Let's write a JMH benchmark to properly warm-up your code and test all the cases independently:
import java.util.concurrent.TimeUnit;
import java.util.*;
import java.util.stream.*;
import org.openjdk.jmh.annotations.*;
@Warmup(iterations = 5, time = 1000, timeUnit = TimeUnit.MILLISECONDS)
@Measurement(iterations = 10, time = 1000, timeUnit = TimeUnit.MILLISECONDS)
@BenchmarkMode(Mode.AverageTime)
@OutputTimeUnit(TimeUnit.MICROSECONDS)
@Fork(3)
@State(Scope.Benchmark)
public class StreamTest {
List<String> persons;
@Setup
public void setup() {
persons = new ArrayList<String>();
persons.add("AAA");
persons.add("BBB");
persons.add("CCC");
persons.add("DDD");
}
@Benchmark
public void loop() {
for(String person : persons)
System.err.println(person);
}
@Benchmark
public void stream() {
persons.stream().forEach(System.err::println);
}
@Benchmark
public void parallelStream() {
persons.parallelStream().forEach(System.err::println);
}
}
Here we have three tests: loop
, stream
and parallelStream
. Note that I changed the System.out
to System.err
. That's because System.out
is used normally to output the JMH results. I will redirect the output of System.err
to nul
, so the result should less depend on my filesystem or console subsystem (which is especially slow on Windows).

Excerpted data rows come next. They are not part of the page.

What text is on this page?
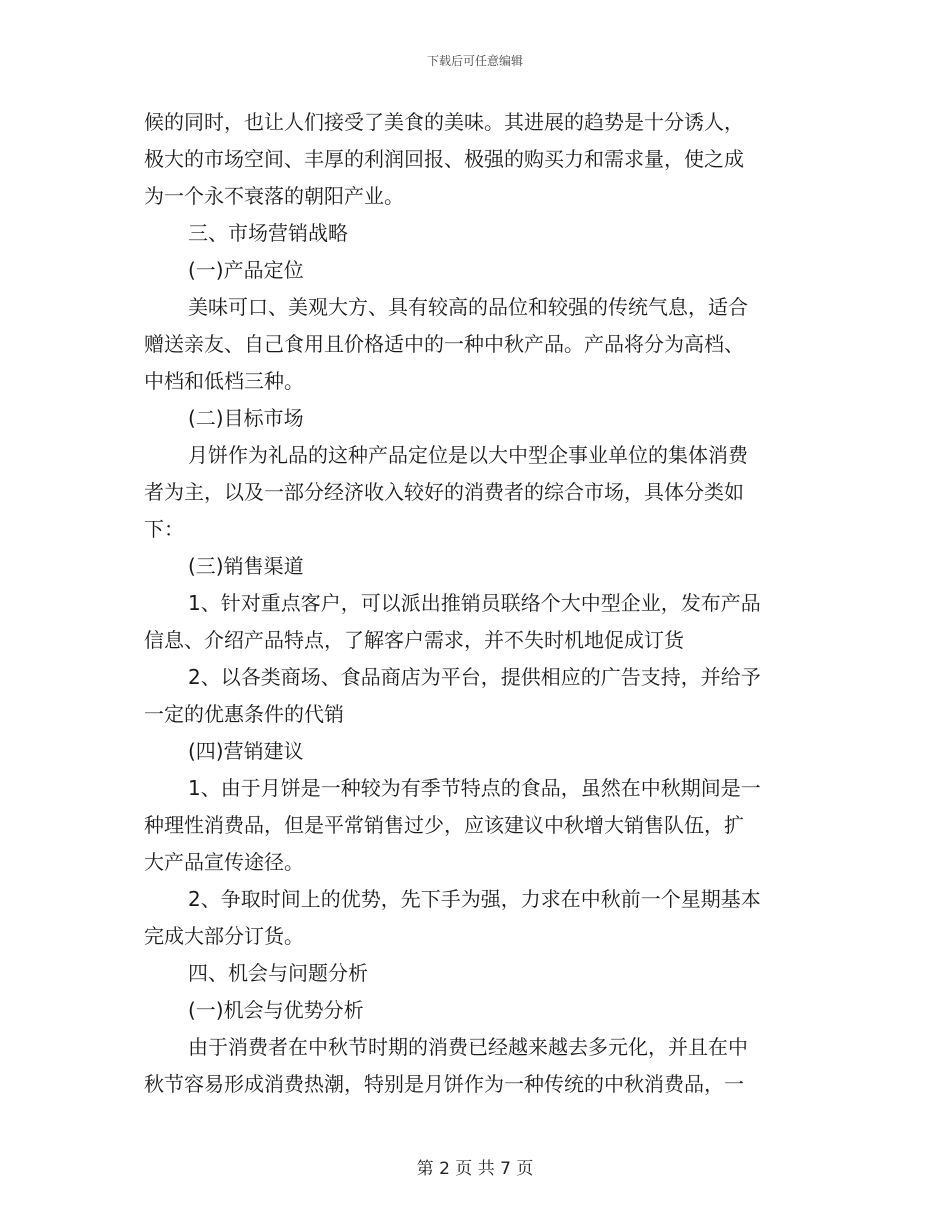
下载后可任意编辑
候的同时，也让人们接受了美食的美味。其进展的趋势是十分诱人，
极大的市场空间、丰厚的利润回报、极强的购买力和需求量，使之成
为一个永不衰落的朝阳产业。
三、市场营销战略
(一)产品定位
美味可口、美观大方、具有较高的品位和较强的传统气息，适合
赠送亲友、自己食用且价格适中的一种中秋产品。产品将分为高档、
中档和低档三种。
(二)目标市场
月饼作为礼品的这种产品定位是以大中型企事业单位的集体消费
者为主，以及一部分经济收入较好的消费者的综合市场，具体分类如
下：
(三)销售渠道
1、针对重点客户，可以派出推销员联络个大中型企业，发布产品
信息、介绍产品特点，了解客户需求，并不失时机地促成订货
2、以各类商场、食品商店为平台，提供相应的广告支持，并给予
一定的优惠条件的代销
(四)营销建议
1、由于月饼是一种较为有季节特点的食品，虽然在中秋期间是一
种理性消费品，但是平常销售过少，应该建议中秋增大销售队伍，扩
大产品宣传途径。
2、争取时间上的优势，先下手为强，力求在中秋前一个星期基本
完成大部分订货。
四、机会与问题分析
(一)机会与优势分析
由于消费者在中秋节时期的消费已经越来越去多元化，并且在中
秋节容易形成消费热潮，特别是月饼作为一种传统的中秋消费品，一
第 2 页 共 7 页
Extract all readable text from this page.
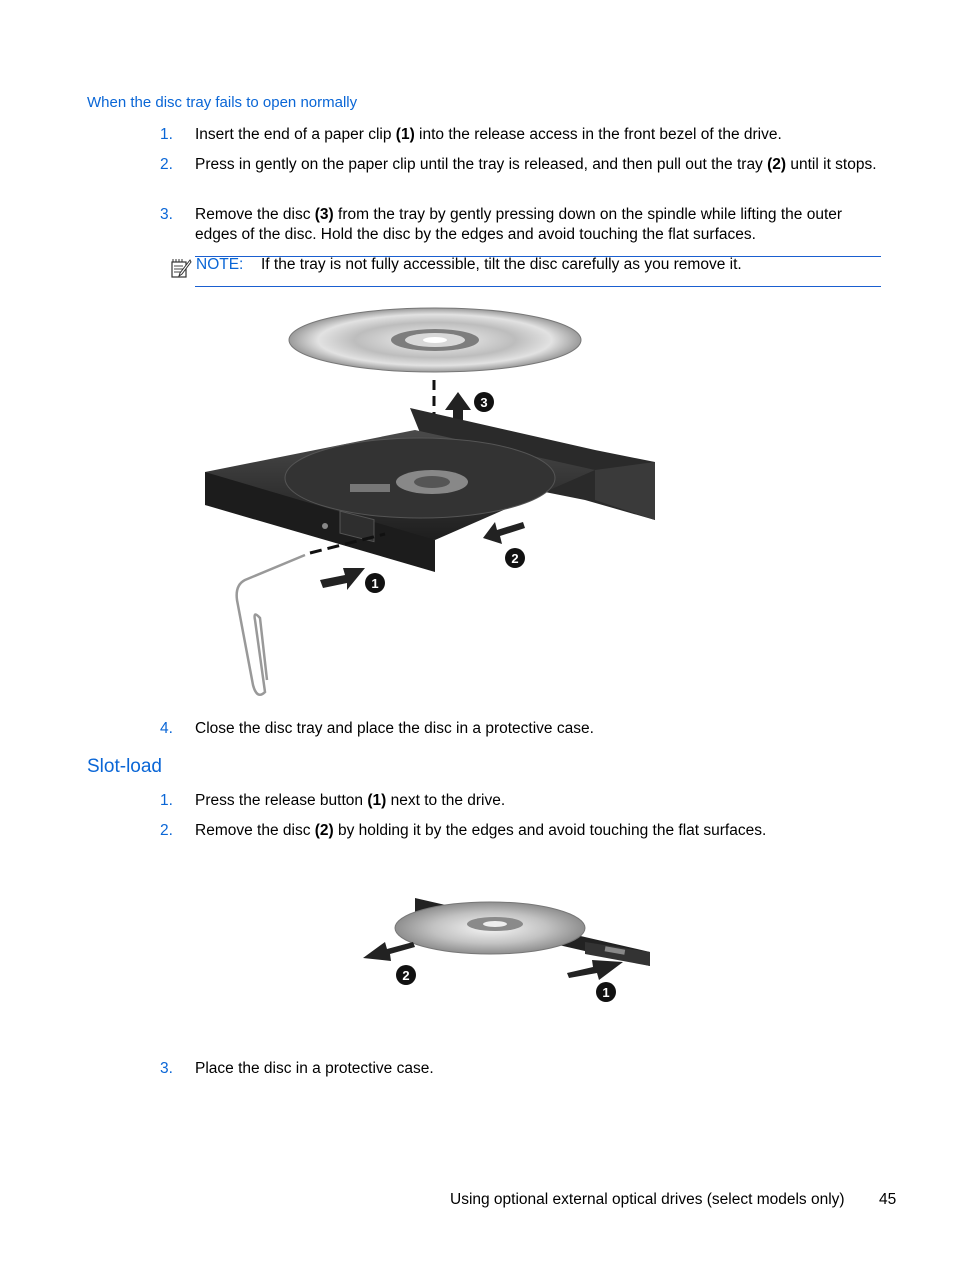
When the disc tray fails to open normally
1. Insert the end of a paper clip (1) into the release access in the front bezel of the drive.
2. Press in gently on the paper clip until the tray is released, and then pull out the tray (2) until it stops.
3. Remove the disc (3) from the tray by gently pressing down on the spindle while lifting the outer edges of the disc. Hold the disc by the edges and avoid touching the flat surfaces.
NOTE: If the tray is not fully accessible, tilt the disc carefully as you remove it.
3
1
2
4. Close the disc tray and place the disc in a protective case.
Slot-load
1. Press the release button (1) next to the drive.
2. Remove the disc (2) by holding it by the edges and avoid touching the flat surfaces.
2
1
3. Place the disc in a protective case.
Using optional external optical drives (select models only) 45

So the results are (Core i7-4702MQ CPU @ 2.2GHz, 4 cores HT, Win7, Oracle JDK 1.8.0_40):
Benchmark Mode Cnt Score Error Units
StreamTest.loop avgt 30 42.410 ± 1.833 us/op
StreamTest.parallelStream avgt 30 76.440 ± 2.073 us/op
StreamTest.stream avgt 30 42.820 ± 1.389 us/op
What we see is that stream
and loop
produce exactly the same result. The difference is statistically insignificant. Actually Stream API is somewhat slower than loop, but here the slowest part is the PrintStream
. Even with output to nul
the IO subsystem is very slow compared to other operations. So we just measured not the Stream API or loop speed, but println
speed.
Also see, it's microseconds, thus stream version actually works 1000 times faster than in your test.
Why parallelStream
is much slower? Just because you cannot parallelize the writes to the same PrintStream
, because it is internally synchronized. So the parallelStream
did all the hard work to splitting 4-element list to the 4 sub-tasks, schedule the jobs in the different threads, synchronize them properly, but it's absolutely futile as the slowest operation (println
) cannot perform in parallel: while one of threads is working, others are waiting. In general it's useless to parallelize the code which synchronizes on the same mutex (which is your case).